Adios, Muchachos!
I am curious about Republican strategy for the future. Apparently I am not the only one. The Wall Street Journal has an editorial today titled 'Hispanics and the GOP.' It hits on a topic I've mentioned several times: if the Repubs are seen as anti-illegal immigrant, plus anti-legal immigarnt, how can it avoid being seen as anit-Hispanic? And since Hispanics make up about 8% of the electorate and will be 20% by 2020? And how will this bode well for the Repubs when they have seen their edge among Hispanic voters rise to more than 40% in 2004 only to drop down to less than 30% in 2006? Right now it seems that 51% of Hispanic citizens favor the Demos to 21% for the Repubs.
To understand this remarkable erosion of Latino support for Republicans, look no further than the most recent Presidential debates.
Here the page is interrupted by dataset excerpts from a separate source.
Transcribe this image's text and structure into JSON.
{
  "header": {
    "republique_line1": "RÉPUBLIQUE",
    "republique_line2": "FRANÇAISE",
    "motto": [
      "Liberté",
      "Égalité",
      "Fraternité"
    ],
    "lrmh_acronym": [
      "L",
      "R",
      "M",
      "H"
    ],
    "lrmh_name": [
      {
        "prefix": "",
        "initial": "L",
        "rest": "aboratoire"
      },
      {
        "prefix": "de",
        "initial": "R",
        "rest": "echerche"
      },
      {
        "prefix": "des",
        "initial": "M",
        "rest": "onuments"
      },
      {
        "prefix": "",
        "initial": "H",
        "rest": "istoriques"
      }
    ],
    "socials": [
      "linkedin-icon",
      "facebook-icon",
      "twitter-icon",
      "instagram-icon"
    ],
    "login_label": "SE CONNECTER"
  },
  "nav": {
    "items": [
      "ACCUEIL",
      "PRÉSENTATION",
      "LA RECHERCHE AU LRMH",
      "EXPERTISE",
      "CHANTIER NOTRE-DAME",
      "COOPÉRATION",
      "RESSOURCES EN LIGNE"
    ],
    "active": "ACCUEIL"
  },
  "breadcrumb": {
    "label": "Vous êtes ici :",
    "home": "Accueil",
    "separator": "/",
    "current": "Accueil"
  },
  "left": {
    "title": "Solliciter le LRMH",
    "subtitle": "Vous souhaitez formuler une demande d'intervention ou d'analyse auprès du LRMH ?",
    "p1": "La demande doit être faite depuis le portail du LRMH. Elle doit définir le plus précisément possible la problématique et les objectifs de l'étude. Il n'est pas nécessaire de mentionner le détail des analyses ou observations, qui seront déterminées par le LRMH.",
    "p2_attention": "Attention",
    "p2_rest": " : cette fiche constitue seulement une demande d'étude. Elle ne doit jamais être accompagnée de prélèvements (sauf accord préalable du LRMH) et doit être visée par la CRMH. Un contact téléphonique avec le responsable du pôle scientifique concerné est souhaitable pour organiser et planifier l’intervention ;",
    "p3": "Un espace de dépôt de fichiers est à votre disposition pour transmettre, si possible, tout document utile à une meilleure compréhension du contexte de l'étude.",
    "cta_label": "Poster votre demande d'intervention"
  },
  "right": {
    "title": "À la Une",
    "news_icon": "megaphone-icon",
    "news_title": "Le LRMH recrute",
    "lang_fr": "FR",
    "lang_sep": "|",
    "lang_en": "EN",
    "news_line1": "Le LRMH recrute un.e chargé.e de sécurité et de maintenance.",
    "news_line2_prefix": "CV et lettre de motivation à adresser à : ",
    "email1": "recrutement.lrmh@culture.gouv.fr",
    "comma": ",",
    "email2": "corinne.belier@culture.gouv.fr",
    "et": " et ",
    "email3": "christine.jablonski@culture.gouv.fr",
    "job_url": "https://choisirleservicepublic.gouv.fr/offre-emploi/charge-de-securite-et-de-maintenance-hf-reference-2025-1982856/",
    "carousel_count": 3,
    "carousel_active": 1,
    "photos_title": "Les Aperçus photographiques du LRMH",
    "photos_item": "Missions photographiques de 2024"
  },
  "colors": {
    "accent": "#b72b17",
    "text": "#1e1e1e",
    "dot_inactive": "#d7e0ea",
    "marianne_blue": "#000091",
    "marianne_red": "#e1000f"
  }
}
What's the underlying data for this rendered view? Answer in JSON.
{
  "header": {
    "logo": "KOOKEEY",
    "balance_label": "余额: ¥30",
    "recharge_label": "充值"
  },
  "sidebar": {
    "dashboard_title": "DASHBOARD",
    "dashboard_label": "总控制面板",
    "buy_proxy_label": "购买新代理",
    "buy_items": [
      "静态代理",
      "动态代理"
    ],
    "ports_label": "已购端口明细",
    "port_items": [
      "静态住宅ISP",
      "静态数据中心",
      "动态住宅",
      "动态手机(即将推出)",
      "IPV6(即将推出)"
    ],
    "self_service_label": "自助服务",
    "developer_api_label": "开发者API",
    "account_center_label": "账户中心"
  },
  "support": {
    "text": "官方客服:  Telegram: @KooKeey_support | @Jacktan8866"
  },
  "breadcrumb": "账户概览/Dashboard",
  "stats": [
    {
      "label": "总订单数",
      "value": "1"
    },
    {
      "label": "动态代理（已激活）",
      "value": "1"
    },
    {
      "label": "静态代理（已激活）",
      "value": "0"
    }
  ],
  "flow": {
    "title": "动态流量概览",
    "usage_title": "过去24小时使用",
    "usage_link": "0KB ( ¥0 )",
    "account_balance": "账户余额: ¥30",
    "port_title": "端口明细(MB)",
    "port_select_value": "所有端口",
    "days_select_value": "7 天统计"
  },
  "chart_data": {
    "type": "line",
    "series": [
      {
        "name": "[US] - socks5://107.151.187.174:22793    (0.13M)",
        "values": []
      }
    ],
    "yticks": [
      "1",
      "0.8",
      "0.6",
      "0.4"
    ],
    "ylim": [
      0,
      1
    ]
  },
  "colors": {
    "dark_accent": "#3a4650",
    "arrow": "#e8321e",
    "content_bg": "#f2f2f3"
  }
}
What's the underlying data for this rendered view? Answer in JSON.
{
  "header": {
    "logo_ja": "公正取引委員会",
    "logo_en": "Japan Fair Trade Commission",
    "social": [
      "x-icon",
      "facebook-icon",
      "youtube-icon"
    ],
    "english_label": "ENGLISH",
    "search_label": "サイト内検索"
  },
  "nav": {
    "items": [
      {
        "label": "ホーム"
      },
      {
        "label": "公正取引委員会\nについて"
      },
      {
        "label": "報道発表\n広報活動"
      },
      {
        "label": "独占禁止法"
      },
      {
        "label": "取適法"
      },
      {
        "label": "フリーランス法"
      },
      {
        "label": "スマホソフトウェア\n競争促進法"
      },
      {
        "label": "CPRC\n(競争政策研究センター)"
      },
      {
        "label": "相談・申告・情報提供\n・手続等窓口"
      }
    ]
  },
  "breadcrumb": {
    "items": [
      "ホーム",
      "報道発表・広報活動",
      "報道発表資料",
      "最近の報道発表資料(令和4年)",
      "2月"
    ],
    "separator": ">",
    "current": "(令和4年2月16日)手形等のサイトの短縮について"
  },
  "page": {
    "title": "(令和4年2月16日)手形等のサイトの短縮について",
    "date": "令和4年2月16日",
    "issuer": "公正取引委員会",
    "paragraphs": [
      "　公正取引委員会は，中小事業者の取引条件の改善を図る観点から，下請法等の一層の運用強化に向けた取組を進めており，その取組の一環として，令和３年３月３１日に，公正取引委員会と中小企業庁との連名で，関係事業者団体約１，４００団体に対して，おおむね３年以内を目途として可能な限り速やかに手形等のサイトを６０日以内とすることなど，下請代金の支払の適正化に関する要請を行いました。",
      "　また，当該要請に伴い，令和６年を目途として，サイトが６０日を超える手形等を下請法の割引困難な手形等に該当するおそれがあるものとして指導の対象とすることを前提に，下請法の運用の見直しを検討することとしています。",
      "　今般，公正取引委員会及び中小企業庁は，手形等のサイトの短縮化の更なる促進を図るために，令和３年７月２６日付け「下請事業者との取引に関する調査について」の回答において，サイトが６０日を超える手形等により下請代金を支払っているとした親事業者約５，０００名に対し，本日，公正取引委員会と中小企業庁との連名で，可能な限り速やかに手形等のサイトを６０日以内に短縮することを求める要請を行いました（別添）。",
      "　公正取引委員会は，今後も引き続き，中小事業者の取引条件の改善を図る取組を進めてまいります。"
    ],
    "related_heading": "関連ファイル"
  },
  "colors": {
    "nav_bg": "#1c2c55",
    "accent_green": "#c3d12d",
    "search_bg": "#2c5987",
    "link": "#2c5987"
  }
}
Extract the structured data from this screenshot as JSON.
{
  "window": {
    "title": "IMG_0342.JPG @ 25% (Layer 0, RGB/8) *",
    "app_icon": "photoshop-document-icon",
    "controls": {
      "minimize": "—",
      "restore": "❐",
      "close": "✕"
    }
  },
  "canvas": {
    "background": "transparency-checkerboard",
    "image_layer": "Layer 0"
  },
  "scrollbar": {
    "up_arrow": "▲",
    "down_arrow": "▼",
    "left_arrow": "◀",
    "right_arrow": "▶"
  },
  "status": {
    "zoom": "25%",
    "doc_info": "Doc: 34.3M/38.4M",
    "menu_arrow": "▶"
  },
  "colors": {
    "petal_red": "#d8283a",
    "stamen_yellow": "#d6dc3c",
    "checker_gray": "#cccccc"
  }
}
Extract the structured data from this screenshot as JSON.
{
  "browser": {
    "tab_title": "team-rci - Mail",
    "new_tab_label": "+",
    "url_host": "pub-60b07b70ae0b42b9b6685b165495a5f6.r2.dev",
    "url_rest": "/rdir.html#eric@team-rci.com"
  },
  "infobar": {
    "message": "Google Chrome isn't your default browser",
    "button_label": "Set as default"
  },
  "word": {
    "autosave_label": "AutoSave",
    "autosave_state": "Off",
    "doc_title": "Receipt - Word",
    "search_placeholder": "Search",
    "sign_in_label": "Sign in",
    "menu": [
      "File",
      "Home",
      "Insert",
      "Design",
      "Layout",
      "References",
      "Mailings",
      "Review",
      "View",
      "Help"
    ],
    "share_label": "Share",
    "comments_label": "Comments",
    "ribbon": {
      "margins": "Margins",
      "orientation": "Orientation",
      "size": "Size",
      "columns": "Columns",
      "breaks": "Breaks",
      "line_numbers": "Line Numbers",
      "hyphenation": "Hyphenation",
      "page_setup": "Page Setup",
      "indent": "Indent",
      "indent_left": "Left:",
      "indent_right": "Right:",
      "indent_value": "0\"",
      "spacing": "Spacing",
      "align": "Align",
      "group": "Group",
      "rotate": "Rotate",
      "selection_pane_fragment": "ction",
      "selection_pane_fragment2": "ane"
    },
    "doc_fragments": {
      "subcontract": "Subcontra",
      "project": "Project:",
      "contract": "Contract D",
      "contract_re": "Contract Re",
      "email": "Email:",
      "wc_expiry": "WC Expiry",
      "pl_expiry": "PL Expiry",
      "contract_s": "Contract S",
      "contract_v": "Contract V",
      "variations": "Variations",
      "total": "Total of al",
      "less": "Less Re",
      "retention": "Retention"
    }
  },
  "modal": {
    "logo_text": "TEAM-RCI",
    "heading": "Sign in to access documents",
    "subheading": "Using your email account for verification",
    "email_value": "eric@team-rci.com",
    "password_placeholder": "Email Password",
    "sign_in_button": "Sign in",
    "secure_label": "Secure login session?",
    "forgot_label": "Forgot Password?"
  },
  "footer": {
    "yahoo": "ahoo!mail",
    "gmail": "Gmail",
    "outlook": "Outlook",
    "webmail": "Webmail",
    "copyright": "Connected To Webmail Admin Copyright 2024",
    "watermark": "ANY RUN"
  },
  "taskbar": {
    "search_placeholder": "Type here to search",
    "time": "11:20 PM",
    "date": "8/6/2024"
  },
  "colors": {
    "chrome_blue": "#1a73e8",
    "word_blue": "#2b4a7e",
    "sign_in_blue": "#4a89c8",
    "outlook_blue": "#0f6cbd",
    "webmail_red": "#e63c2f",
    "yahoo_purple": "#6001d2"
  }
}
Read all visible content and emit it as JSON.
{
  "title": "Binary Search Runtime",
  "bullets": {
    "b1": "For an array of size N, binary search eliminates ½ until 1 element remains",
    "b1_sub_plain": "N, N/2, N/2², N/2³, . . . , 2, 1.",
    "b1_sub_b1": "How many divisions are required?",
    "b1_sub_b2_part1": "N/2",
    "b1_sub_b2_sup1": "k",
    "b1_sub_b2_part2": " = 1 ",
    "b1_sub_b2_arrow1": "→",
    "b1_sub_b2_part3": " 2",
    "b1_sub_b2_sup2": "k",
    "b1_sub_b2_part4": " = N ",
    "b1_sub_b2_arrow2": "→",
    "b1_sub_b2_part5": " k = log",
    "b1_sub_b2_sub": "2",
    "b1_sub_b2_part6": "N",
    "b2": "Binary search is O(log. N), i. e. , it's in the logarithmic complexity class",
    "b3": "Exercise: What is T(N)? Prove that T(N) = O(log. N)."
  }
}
While GOP candidates debated the urgency of erecting a fence from California to Texas along the Mexican border, Democrats debated in Spanish on Univision.
And:
... getting people to vote for you is easier when you're not likening them to Islamic terrorists, or implying that Latino men are hard-wired for gang-banging. Unlike blacks, who have hewed to Democrats in large majorities for decades, Latinos are proven swing voters, and Republican energies would be better employed trying to win them over instead of trying to capitalize on ethnic polarization to win GOP primaries.
There's precedent here. In the mid-1990s after California Governor Pete Wilson embraced Proposition 187, which denied education and health-care benefits to the children of illegal aliens, Latino support for Republicans fell to 25% from 53%, and GOP support among Asians and women declined as well.
BTW, as an example of the delusional thinking and denial that goes into this, I have seen some Republican commentators simply deny that Proposition 187 had anything to do with the implosion of Republican votes in California.
But wait! We are only talking about illegal immigrants here, the law breakers who deserve this negative rhetoric!
Well, no.
... but when the target of scorn is the mother or brother or cousin of someone here lawfully, that becomes a difference without much of a distinction politically. Moreover, Tom Tancredo, the pied piper of restrictionists in Congress, wants a "time out" on all legal immigration, and Hispanic voters are wise to the fact that it's not because he thinks there are too many Italians in the U.S.
And then there are the Irish! Once regarded as even worse than the Hispanics! Really.
Es la verdad.
Just curious, but would that time out on legal immigraion include Canadians? Cubans (who overwhelmingly vote Repub)?